Another innocent young man, Ramadan Osman, was nearly killed in August when a bullet blasted into his windscreen in Chester Hill – a shot meant for low level Alameddine associate Shady Kanj.
In December, gunfire narrowly missed children in childcare at a Prospect gym, the CCTV – showing the youngsters scramble for safety – distressing for even seasoned professionals.
From the suburbs, the terror stretches to the CBD where last year, on an otherwise unremarkable weeknight, bullets were pumped into the belly of crime boss Bilal Hamze outside glam Bridge Street restaurant Kid Kyoto.
The ritzy east isn’t spared either with a comprehensive plan hatched for the assassination of gangster Mahmoud “Brownie” Ahmad in Rushcutters Bay last October before he fled. The hit men caught up with him in April and slayed him in a hail of bullets outside a Greenacre home.
This is not crime porn. This is a city with an underworld problem.
The Daily Telegraph has been blown away by the response to our new video documentary series The War which has pulled back the curtain on this dirty, deadly, blood-lust fuelled underbelly of the harbour city.
The scale of the public interest in the issue is a warning to politicians, cops and the judiciary that they must tackle the problem and not just hope the crooks self-eliminate.
“Just let them shoot each other and finish it,” some scoff. It won’t work like that.
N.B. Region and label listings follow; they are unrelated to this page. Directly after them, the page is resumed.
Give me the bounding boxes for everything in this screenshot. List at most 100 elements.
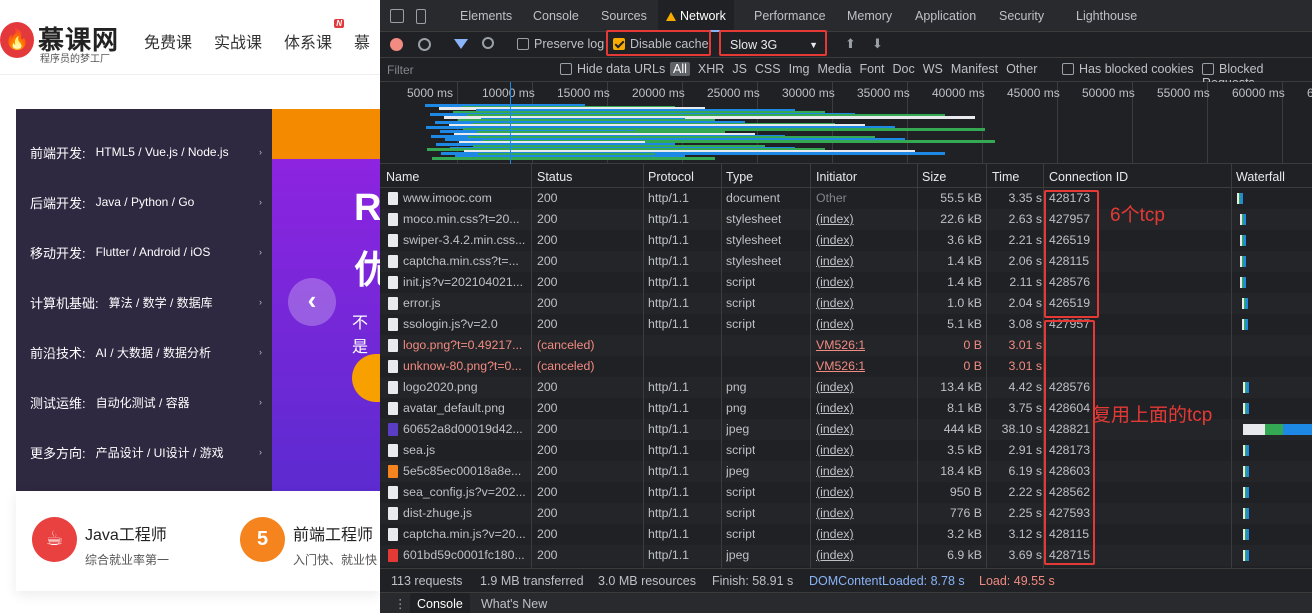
col-initiator[interactable]: Initiator <box>816 170 857 184</box>
filter-type-manifest[interactable]: Manifest <box>951 62 998 76</box>
blocked-cookies-checkbox[interactable]: Has blocked cookies <box>1062 62 1194 76</box>
row-time: 38.10 s <box>1001 422 1042 436</box>
row-status: 200 <box>537 527 558 541</box>
row-initiator[interactable]: (index) <box>816 422 854 436</box>
filter-type-css[interactable]: CSS <box>755 62 781 76</box>
row-initiator[interactable]: (index) <box>816 527 854 541</box>
filter-type-other[interactable]: Other <box>1006 62 1037 76</box>
menu-item[interactable]: 测试运维: 自动化测试 / 容器 › <box>16 377 272 427</box>
table-row[interactable]: 5e5c85ec00018a8e... 200 http/1.1 jpeg (index… <box>380 461 1312 482</box>
filter-input[interactable]: Filter <box>387 63 414 77</box>
row-initiator[interactable]: (index) <box>816 254 854 268</box>
tab-sources[interactable]: Sources <box>601 0 647 32</box>
site-header: 🔥 慕课网 程序员的梦工厂 免费课 实战课 体系课 N 慕 <box>0 0 380 75</box>
table-row[interactable]: dist-zhuge.js 200 http/1.1 script (index) 776… <box>380 503 1312 524</box>
network-overview-timeline[interactable]: 5000 ms 10000 ms 15000 ms 20000 ms 25000 ms 3… <box>380 82 1312 164</box>
row-initiator[interactable]: VM526:1 <box>816 359 865 373</box>
row-initiator[interactable]: (index) <box>816 380 854 394</box>
device-toolbar-icon[interactable] <box>416 9 426 24</box>
table-row[interactable]: moco.min.css?t=20... 200 http/1.1 styleshee… <box>380 209 1312 230</box>
menu-item[interactable]: 前端开发: HTML5 / Vue.js / Node.js › <box>16 127 272 177</box>
summary-transferred: 1.9 MB transferred <box>480 574 584 588</box>
col-time[interactable]: Time <box>992 170 1019 184</box>
filter-icon[interactable] <box>454 39 468 49</box>
row-initiator[interactable]: (index) <box>816 401 854 415</box>
filter-type-js[interactable]: JS <box>732 62 747 76</box>
search-icon[interactable] <box>482 37 494 49</box>
flame-icon[interactable]: 🔥 <box>0 22 34 58</box>
table-row[interactable]: 601bd59c0001fc180... 200 http/1.1 jpeg (inde… <box>380 545 1312 566</box>
tab-network[interactable]: Network <box>658 0 734 32</box>
table-row[interactable]: sea.js 200 http/1.1 script (index) 3.5 kB 2.91… <box>380 440 1312 461</box>
banner-prev-button[interactable]: ‹ <box>288 278 336 326</box>
filter-type-xhr[interactable]: XHR <box>698 62 724 76</box>
tab-performance[interactable]: Performance <box>754 0 826 32</box>
row-initiator[interactable]: (index) <box>816 275 854 289</box>
export-har-icon[interactable]: ⬇ <box>872 36 883 52</box>
col-connection-id[interactable]: Connection ID <box>1049 170 1128 184</box>
table-row[interactable]: error.js 200 http/1.1 script (index) 1.0 kB 2.… <box>380 293 1312 314</box>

It’s a positive sign that the NSW government moved yesterday to strengthen its offensive on organised crime.
Cabinet backed laws to confiscate unexplained wealth from criminal gangs and ban the use of encrypted devices.
The laws were signed off on in a snap cabinet meeting Wednesday, designed to hit the gangs where it hurts – their finances.
Special investigation: The War — Inside Sydney’s gang conflict
Because this is not just a blood feud. It’s a business feud, with warring gangs fighting to the death over the drug trade.
The new laws also expand the powers to stop and search for unexplained wealth and to infiltrate their encrypted communications.
“Organised crime is all about drug supply and money – and to truly shut it down we need to shut down the flow of dollars that fuel it,” Perrottet said.
This is a wise move from the NSW government.
On Macquarie Street, all the attention right now might be on land tax and tolls, but you should expect law and order to become an election issue.
Labor’s Walt Secord has been taking the fight up to the government on crime and the judiciary and he won’t lay off before the poll.
Sussex Street strategists are planning an all out assault on law and order for the March election.
This means Perrottet and his crew need to get in front of this issue and stay in front if they want to have a chance of winning.
One problem currently beyond the Premier’s control is the judiciary which, through repeated bail fails, has undermined confidence it’s up to the task.
The government is attempting to address this through legislative remedy but there are already opponents.
The government is all too aware that focus groups identify law and order as a top of mind issue, particularly for conservative voters.
Sydneysiders have a right to feel safe.
The gangs and their lust to control the drug trade threaten to snatch Sydney’s reputation from the rest of us.